Titan’s mountains don’t reach the heights we see in some of Earth’s ranges, but researchers hadn’t expected they would because the water-ice bedrock is softer than Earth’s rock. But it is significant that we find tall mountains here, an indication of active forces shaping the surface that are perhaps Titan’s response to tidal forces from Saturn, or perhaps cooling of the crust. Finding such ‘active zones’ in the crust tells us something about Titan’s history.

“As explorers, we’re motivated to find the highest or deepest places, partly because it’s exciting,” adds Radebaugh. “But Titan’s extremes also tell us important things about forces affecting its evolution. There is lot of value in examining the topography of Titan in a broad, global sense, since it tells us about forces acting on the surface from below as well as above.”

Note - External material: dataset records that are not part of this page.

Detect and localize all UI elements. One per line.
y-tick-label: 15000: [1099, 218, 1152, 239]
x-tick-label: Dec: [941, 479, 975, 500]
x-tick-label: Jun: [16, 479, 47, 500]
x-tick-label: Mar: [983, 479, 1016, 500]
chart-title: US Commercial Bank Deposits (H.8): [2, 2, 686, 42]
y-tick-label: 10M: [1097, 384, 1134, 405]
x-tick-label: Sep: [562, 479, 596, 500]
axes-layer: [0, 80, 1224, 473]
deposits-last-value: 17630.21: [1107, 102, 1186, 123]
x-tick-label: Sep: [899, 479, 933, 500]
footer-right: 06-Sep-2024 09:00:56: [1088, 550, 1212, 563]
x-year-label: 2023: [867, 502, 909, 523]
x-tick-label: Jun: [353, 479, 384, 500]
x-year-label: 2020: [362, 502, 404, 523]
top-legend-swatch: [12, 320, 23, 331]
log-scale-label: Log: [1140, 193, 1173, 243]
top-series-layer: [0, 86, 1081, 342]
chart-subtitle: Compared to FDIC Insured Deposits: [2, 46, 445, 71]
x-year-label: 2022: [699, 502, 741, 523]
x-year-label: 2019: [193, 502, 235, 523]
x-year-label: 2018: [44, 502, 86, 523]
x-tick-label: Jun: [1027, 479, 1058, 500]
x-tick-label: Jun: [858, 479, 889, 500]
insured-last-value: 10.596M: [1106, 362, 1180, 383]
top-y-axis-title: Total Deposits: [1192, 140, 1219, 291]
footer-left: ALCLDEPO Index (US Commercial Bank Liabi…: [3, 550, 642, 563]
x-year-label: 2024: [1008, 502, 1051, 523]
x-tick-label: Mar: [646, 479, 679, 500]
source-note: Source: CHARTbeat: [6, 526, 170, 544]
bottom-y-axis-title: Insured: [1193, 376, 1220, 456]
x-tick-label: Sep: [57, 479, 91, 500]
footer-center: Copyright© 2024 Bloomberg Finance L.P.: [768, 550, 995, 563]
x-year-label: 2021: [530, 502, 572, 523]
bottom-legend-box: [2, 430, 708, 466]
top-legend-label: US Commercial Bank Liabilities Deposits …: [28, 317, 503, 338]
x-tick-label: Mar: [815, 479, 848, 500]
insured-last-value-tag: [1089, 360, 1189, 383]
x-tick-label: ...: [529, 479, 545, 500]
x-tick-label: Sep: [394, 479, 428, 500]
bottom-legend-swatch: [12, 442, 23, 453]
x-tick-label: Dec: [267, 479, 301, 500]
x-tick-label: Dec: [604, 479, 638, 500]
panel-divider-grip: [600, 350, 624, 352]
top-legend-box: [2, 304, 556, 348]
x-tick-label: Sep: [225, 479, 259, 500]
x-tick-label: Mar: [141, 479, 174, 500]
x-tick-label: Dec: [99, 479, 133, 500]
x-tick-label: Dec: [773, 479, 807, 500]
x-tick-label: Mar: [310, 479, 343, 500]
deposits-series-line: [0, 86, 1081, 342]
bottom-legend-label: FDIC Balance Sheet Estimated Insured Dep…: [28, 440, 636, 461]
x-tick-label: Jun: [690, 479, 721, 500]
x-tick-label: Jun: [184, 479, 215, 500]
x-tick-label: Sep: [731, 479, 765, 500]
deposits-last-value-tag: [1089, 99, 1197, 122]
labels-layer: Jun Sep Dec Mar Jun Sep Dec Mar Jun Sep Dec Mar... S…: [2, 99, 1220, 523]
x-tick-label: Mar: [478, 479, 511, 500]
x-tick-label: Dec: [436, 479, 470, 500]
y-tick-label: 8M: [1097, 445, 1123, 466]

Titan’s highest mountains all seem to be close to the equator, with other peaks of a similar height being found within the Mithrim Montes (for Tolkien cognoscenti, the Mountains of Mithrim ran northwest from the Ered Engrin, dividing Dor-lómin from Mithrim, and that is as far as I go with Tolkien today). Other peaks are known in the Xanadu region. Learning more about the forces that formed them is now a priority for researchers probing Titan’s mysteries.